Within the first two episodes, a pair of Boomers in economy try to bum-rush the sole Arab-speaking hijacker with just some headphone wires and a handful of golf balls stuffed in a crew sock. Another passenger pretends to vomit in the on-flight toilet in order to pass a message to the back of the plane. One uses a pair of cuticle cutters to puncture a man’s lung. The plane’s captain pulverizes his own co-pilot’s face in order to save the life of the flight attendant he’s been having an affair with. The setting may be limited here but the action definitely isn’t.
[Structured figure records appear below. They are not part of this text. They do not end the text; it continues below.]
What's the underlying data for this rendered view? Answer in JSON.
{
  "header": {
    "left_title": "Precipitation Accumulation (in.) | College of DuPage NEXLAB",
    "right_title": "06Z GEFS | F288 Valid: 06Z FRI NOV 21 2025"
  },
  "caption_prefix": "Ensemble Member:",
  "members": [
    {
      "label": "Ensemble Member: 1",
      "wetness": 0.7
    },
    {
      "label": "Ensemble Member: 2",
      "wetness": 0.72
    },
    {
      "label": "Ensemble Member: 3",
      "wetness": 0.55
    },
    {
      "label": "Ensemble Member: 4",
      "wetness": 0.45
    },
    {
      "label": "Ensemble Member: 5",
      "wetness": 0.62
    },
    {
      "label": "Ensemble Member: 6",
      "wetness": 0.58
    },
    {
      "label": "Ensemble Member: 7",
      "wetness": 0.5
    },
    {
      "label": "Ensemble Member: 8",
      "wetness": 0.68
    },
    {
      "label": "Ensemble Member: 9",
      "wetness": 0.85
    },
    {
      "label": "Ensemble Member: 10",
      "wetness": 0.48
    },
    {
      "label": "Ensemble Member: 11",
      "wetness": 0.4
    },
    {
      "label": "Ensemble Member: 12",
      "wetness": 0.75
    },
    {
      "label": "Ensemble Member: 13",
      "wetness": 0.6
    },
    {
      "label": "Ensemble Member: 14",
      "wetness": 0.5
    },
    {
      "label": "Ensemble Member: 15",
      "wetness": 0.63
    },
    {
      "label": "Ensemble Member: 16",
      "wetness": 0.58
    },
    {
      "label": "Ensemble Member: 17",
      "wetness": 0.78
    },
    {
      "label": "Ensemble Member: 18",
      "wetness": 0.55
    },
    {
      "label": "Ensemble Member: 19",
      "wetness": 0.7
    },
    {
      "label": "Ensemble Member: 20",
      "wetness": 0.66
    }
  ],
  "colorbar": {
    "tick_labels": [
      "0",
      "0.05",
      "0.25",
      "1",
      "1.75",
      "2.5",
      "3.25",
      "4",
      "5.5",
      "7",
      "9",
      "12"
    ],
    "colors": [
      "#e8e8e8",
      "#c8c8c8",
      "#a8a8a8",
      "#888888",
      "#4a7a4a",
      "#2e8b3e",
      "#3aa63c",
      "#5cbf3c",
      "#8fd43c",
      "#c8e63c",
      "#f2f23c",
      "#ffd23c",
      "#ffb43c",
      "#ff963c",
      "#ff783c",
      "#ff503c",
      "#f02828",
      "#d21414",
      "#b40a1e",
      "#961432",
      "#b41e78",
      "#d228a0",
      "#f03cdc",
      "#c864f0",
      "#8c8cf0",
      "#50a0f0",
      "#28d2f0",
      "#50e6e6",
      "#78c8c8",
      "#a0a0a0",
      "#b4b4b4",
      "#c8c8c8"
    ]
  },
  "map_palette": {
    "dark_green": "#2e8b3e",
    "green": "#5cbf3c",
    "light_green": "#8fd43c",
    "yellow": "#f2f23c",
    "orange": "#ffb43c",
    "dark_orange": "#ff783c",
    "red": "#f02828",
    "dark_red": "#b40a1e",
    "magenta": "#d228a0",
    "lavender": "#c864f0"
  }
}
On The Fly Medical Procedures
Air piracy is a dangerous game and plenty of people end up on the wrong end of a bullet … or a pair of scissors … or a Boeing headset, during Hijack’s run. Most are patched up with some gauze, saran wrap, and recycled ice but one unfortunate hijacker is injured so badly he needs the assistance of television’s favorite medical procedure: a cricothyrotomy. You’ve seen it on Scrubs, Grey’s Anatomy, House, and ER but if you haven’t seen someone use a ballpoint pen to establish an airway at 30,000 feet, you haven’t truly lived.
Insane Plot Twists
What if we told you these hijackers took control of a 747 to crash the stock market? What if we then told you they were acting on the orders of two imprisoned criminals with plans to flee the UK for Africa, millions of dollars richer because of this stunt? And then, what if we revealed that a seemingly innocent middle-aged woman having a panic attack for the first six episodes of this show turned out to be a sleeper agent capable of crashing the plane into a London landmark on the texted whims of these British mafiosos? We won’t spoil everything here — all the shocking deaths, weird, six-degrees-of-separation connections, and completely incompetent police work — but we’ll leave you with this: you’ll never guess where, how, and most importantly, why, this show ends the way it does.
Apple TV’s ‘Hijack’ is currently streaming.